Reverse mortgages offer seniors an opportunity to tap the equity in their homes so they can meet their expenses without having to move. The Department of Housing and Urban Development (HUD) this week announced the tougher rules, which will take effect Oct. 2. None of the changes will affect people with existing reverse mortgages.
Federal officials say the changes are necessary to improve the financial health of the federally insured reverse mortgage program, which has suffered losses in recent years.
The program “is losing money and can no longer remain viable in its present form,” HUD said in a fact sheet released Tuesday.

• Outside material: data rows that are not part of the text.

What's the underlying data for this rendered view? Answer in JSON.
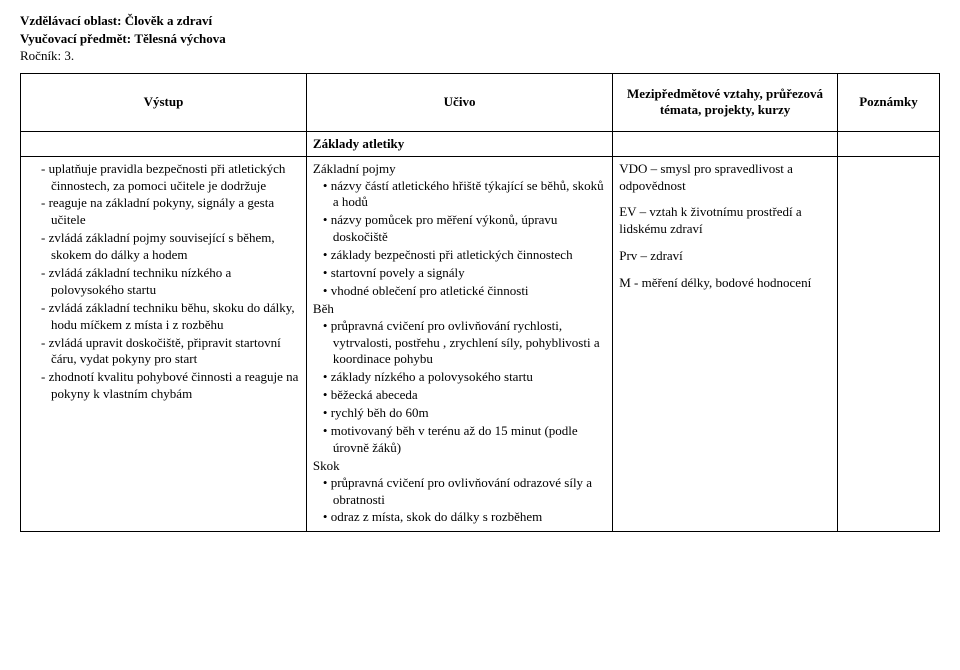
{
  "header": {
    "area_label": "Vzdělávací oblast:",
    "area_value": "Člověk a zdraví",
    "subject_label": "Vyučovací předmět:",
    "subject_value": "Tělesná výchova",
    "grade_label": "Ročník:",
    "grade_value": "3."
  },
  "columns": {
    "c1": "Výstup",
    "c2": "Učivo",
    "c3": "Mezipředmětové vztahy, průřezová témata, projekty, kurzy",
    "c4": "Poznámky"
  },
  "section_title": "Základy atletiky",
  "col1": {
    "items": [
      "uplatňuje pravidla bezpečnosti při atletických činnostech, za pomoci učitele je dodržuje",
      "reaguje na základní pokyny, signály a gesta učitele",
      "zvládá základní pojmy související s během, skokem do dálky a hodem",
      "zvládá základní techniku nízkého a polovysokého startu",
      "zvládá základní techniku běhu, skoku do dálky, hodu míčkem z místa i z rozběhu",
      "zvládá upravit doskočiště, připravit startovní čáru, vydat pokyny pro start",
      "zhodnotí kvalitu pohybové činnosti a reaguje na pokyny k vlastním chybám"
    ]
  },
  "col2": {
    "group1_title": "Základní pojmy",
    "group1": [
      "názvy částí atletického hřiště týkající se běhů, skoků a hodů",
      "názvy pomůcek pro měření výkonů, úpravu doskočiště",
      "základy bezpečnosti při atletických činnostech",
      "startovní povely a signály",
      "vhodné oblečení pro atletické činnosti"
    ],
    "group2_title": "Běh",
    "group2": [
      "průpravná cvičení pro ovlivňování rychlosti, vytrvalosti, postřehu , zrychlení síly, pohyblivosti a koordinace pohybu",
      "základy nízkého a polovysokého startu",
      "běžecká abeceda",
      "rychlý běh do 60m",
      "motivovaný běh v terénu až do 15 minut (podle úrovně žáků)"
    ],
    "group3_title": "Skok",
    "group3": [
      "průpravná cvičení pro ovlivňování odrazové síly a obratnosti",
      "odraz z místa, skok do dálky s rozběhem"
    ]
  },
  "col3": {
    "p1": "VDO – smysl pro spravedlivost a odpovědnost",
    "p2": "EV – vztah k životnímu prostředí a lidskému zdraví",
    "p3": "Prv – zdraví",
    "p4": "M -  měření délky, bodové hodnocení"
  }
}
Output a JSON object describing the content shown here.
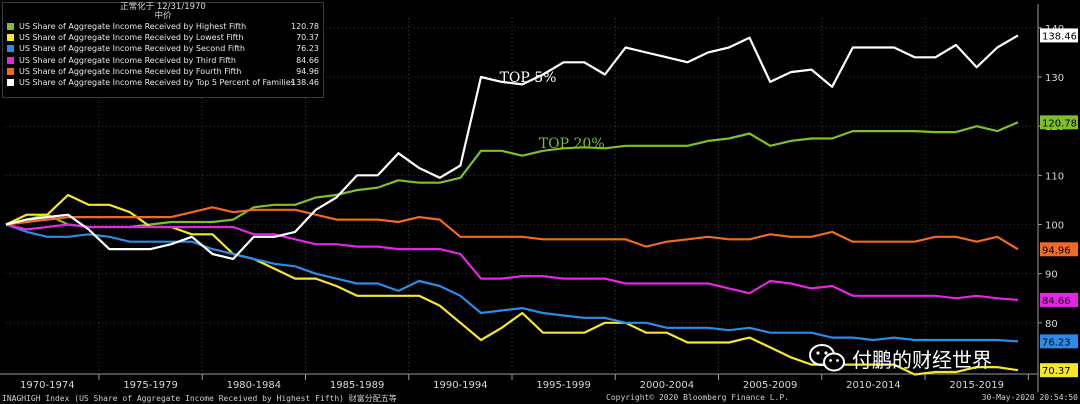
{
  "legend": {
    "title_line1": "正常化于 12/31/1970",
    "title_line2": "中价"
  },
  "chart_data": {
    "type": "line",
    "title": "正常化于 12/31/1970",
    "ylim": [
      70,
      142
    ],
    "yticks": [
      80,
      90,
      100,
      110,
      120,
      130,
      140
    ],
    "x_periods": [
      "1970-1974",
      "1975-1979",
      "1980-1984",
      "1985-1989",
      "1990-1994",
      "1995-1999",
      "2000-2004",
      "2005-2009",
      "2010-2014",
      "2015-2019"
    ],
    "x": [
      1970,
      1971,
      1972,
      1973,
      1974,
      1975,
      1976,
      1977,
      1978,
      1979,
      1980,
      1981,
      1982,
      1983,
      1984,
      1985,
      1986,
      1987,
      1988,
      1989,
      1990,
      1991,
      1992,
      1993,
      1994,
      1995,
      1996,
      1997,
      1998,
      1999,
      2000,
      2001,
      2002,
      2003,
      2004,
      2005,
      2006,
      2007,
      2008,
      2009,
      2010,
      2011,
      2012,
      2013,
      2014,
      2015,
      2016,
      2017,
      2018,
      2019
    ],
    "series": [
      {
        "name": "US Share of Aggregate Income Received by Highest Fifth",
        "color": "#7fbf2a",
        "last": "120.78",
        "values": [
          100,
          101,
          102,
          100,
          99.5,
          99.5,
          99.5,
          100,
          100.5,
          100.5,
          100.5,
          101,
          103.5,
          104,
          104,
          105.5,
          106,
          107,
          107.5,
          109,
          108.5,
          108.5,
          109.5,
          115,
          115,
          114,
          115,
          115.5,
          115.7,
          115.5,
          116,
          116,
          116,
          116,
          117,
          117.5,
          118.5,
          116,
          117,
          117.5,
          117.5,
          119,
          119,
          119,
          119,
          118.8,
          118.8,
          120,
          119,
          120.78
        ]
      },
      {
        "name": "US Share of Aggregate Income Received by Lowest Fifth",
        "color": "#f5e62e",
        "last": "70.37",
        "values": [
          100,
          102,
          102,
          106,
          104,
          104,
          102.5,
          99.5,
          99.5,
          98,
          98,
          94,
          93,
          91,
          89,
          89,
          87.5,
          85.5,
          85.5,
          85.5,
          85.5,
          83.5,
          80,
          76.5,
          79,
          82,
          78,
          78,
          78,
          80,
          80,
          78,
          78,
          76,
          76,
          76,
          77,
          75,
          73,
          71.5,
          71.5,
          71.5,
          71.5,
          71.5,
          69.5,
          70,
          70,
          71,
          71,
          70.37
        ]
      },
      {
        "name": "US Share of Aggregate Income Received by Second Fifth",
        "color": "#2b8be6",
        "last": "76.23",
        "values": [
          100,
          98.5,
          97.5,
          97.5,
          98,
          97.5,
          96.5,
          96.5,
          96.5,
          96.5,
          95,
          94,
          93,
          92,
          91.5,
          90,
          89,
          88,
          88,
          86.5,
          88.5,
          87.5,
          85.5,
          82,
          82.5,
          83,
          82,
          81.5,
          81,
          81,
          80,
          80,
          79,
          79,
          79,
          78.5,
          79,
          78,
          78,
          78,
          77,
          77,
          76.5,
          77,
          76.5,
          76.5,
          76.5,
          76.5,
          76.5,
          76.23
        ]
      },
      {
        "name": "US Share of Aggregate Income Received by Third Fifth",
        "color": "#e425e4",
        "last": "84.66",
        "values": [
          100,
          99,
          99.5,
          100,
          99.5,
          99.5,
          99.5,
          99.5,
          99.5,
          99.5,
          99.5,
          99.5,
          98,
          98,
          97,
          96,
          96,
          95.5,
          95.5,
          95,
          95,
          95,
          94,
          89,
          89,
          89.5,
          89.5,
          89,
          89,
          89,
          88,
          88,
          88,
          88,
          88,
          87,
          86,
          88.5,
          88,
          87,
          87.5,
          85.5,
          85.5,
          85.5,
          85.5,
          85.5,
          85,
          85.5,
          85,
          84.66
        ]
      },
      {
        "name": "US Share of Aggregate Income Received by Fourth Fifth",
        "color": "#f06a22",
        "last": "94.96",
        "values": [
          100,
          100.5,
          101,
          101.5,
          101.5,
          101.5,
          101.5,
          101.5,
          101.5,
          102.5,
          103.5,
          102.5,
          103,
          103,
          103,
          102,
          101,
          101,
          101,
          100.5,
          101.5,
          101,
          97.5,
          97.5,
          97.5,
          97.5,
          97,
          97,
          97,
          97,
          97,
          95.5,
          96.5,
          97,
          97.5,
          97,
          97,
          98,
          97.5,
          97.5,
          98.5,
          96.5,
          96.5,
          96.5,
          96.5,
          97.5,
          97.5,
          96.5,
          97.5,
          94.96
        ]
      },
      {
        "name": "US Share of Aggregate Income Received by Top 5 Percent of Families",
        "color": "#ffffff",
        "last": "138.46",
        "values": [
          100,
          101,
          101.5,
          102,
          99,
          95,
          95,
          95,
          96,
          97.5,
          94,
          93,
          97.5,
          97.5,
          98.5,
          103,
          105.5,
          110,
          110,
          114.5,
          111.5,
          109.5,
          112,
          130,
          129,
          128.5,
          130.5,
          133,
          133,
          130.5,
          136,
          135,
          134,
          133,
          135,
          136,
          138,
          129,
          131,
          131.5,
          128,
          136,
          136,
          136,
          134,
          134,
          136.5,
          132,
          136,
          138.46
        ]
      }
    ],
    "annotations": [
      {
        "text": "TOP  5%",
        "series": 5
      },
      {
        "text": "TOP  20%",
        "series": 0
      }
    ]
  },
  "footer": {
    "left": "INAGHIGH Index (US Share of Aggregate Income Received by Highest Fifth) 财富分配五等",
    "center": "Copyright© 2020 Bloomberg Finance L.P.",
    "right": "30-May-2020 20:54:50"
  },
  "watermark": {
    "text": "付鹏的财经世界",
    "icon": "wechat-icon"
  }
}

An AARP Public Policy Institute analysis of HUD data shows that under the new rules, a 62-year-old borrower getting a reverse mortgage with a 5 percent interest rate would be able to draw 11 percent less money from a home than under current rules. For an 80-year-old borrower, there would be a 12 percent reduction.
Another key set of changes involves the insurance premiums that borrowers have to pay when they first take out a reverse mortgage and the annual premiums they pay over the life of the loan. The new rules require higher initial premiums in most cases but lower annual premiums in subsequent years.
Under the current rules, the initial premium is 0.5 percent of the appraised value of the home for most borrowers. Under the new rules, it will be 2 percent for all borrowers. The 2 percent rate will represent a reduction for one category of borrowers: those who take out larger reverse mortgages and currently pay a 2.5 percent upfront premium.
One encouraging change for seniors contemplating a reverse mortgage is that the annual mortgage insurance premiums borrowers are required to pay over the course of their loans will drop from 1.25 percent to 0.5 percent.
The federal government has insured more than 1 million reverse mortgages since its program began in 1989. To participate in the program, homeowners must be at least 62 and either own their homes outright or have small loan balances.
The amount people can borrow depends on various factors, including their age, home value and interest rates. Older borrowers with more valuable homes typically are eligible to borrow the most.